1. Run a harness audit before your next model switch. Before paying for a Fable/Opus-tier upgrade or switching providers, spend an hour auditing your skill files, system prompts, and tool descriptions using this checklist: Are any files over 500 lines? Do your files mix prescriptive rules with dynamic facts? Are you loading more than ~5 tools into a single context? Have you added more than 10 "always/never" instructions? Have you switched models mid-session (which breaks prompt cache)?
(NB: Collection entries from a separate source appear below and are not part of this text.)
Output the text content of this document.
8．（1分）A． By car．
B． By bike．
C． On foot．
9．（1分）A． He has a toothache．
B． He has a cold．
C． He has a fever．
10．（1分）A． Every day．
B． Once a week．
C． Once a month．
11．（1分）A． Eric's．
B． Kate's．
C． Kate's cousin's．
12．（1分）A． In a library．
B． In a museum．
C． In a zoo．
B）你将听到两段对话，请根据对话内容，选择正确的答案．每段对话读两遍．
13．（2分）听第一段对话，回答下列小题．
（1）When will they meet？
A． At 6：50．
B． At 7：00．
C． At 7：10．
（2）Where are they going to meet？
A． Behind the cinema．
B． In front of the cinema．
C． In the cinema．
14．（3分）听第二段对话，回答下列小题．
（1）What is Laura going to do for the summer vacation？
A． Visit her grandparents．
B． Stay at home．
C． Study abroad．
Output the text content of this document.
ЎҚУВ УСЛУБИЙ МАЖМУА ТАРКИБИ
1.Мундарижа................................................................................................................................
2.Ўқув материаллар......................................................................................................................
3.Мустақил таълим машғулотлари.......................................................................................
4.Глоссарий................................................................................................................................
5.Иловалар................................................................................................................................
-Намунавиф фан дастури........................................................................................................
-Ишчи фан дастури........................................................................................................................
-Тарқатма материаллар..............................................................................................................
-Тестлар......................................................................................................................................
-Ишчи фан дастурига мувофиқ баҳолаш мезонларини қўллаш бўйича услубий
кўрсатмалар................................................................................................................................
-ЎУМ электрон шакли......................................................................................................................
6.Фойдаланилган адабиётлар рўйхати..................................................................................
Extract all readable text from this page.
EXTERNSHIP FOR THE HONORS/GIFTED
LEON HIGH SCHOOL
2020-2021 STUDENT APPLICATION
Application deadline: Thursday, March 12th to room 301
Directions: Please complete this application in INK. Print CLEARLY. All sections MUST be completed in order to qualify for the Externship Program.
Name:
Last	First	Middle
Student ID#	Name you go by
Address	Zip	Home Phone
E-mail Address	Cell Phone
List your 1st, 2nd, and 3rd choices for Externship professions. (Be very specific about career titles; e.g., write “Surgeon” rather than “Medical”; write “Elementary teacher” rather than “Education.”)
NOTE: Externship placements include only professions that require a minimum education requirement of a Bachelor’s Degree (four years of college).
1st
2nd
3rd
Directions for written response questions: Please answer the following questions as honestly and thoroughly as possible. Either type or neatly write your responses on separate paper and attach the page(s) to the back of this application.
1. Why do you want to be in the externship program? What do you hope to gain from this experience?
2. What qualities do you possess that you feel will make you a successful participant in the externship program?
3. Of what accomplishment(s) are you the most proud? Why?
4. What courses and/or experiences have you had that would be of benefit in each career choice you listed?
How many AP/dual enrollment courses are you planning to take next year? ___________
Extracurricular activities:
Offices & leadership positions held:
Based on the Terminal Bench 2.0 data, fixing harness problems before a model switch is likely to yield more improvement than the model switch itself.

2. Convert your next agent task from "build this feature" to "refactor this to do X." Given the 35% vs. 9% merge rate data from OpenClaw, and the coming-loop taxonomy (mechanical transformations work, novel features fail), take one upcoming feature and reframe it: instead of "add payment processing," try "port this payment stub to use Stripe's new API surface." Scope the agent's job as transformation of existing code toward a target state, not creation from nothing. Compare the output quality and review burden to your baseline.

3. Implement agent-to-agent review before you read agent code. Pick one agent workflow where you currently read every line of output. Add a second agent pass — different model, cleared context — that reviews the first agent's output against your acceptance criteria before it reaches you. This can be as simple as a Claude Code subagent with a focused review prompt. The goal isn't perfection; it's moving your attention upstream to the review design rather than the code review itself. Track whether the human review burden drops and whether you catch more issues earlier.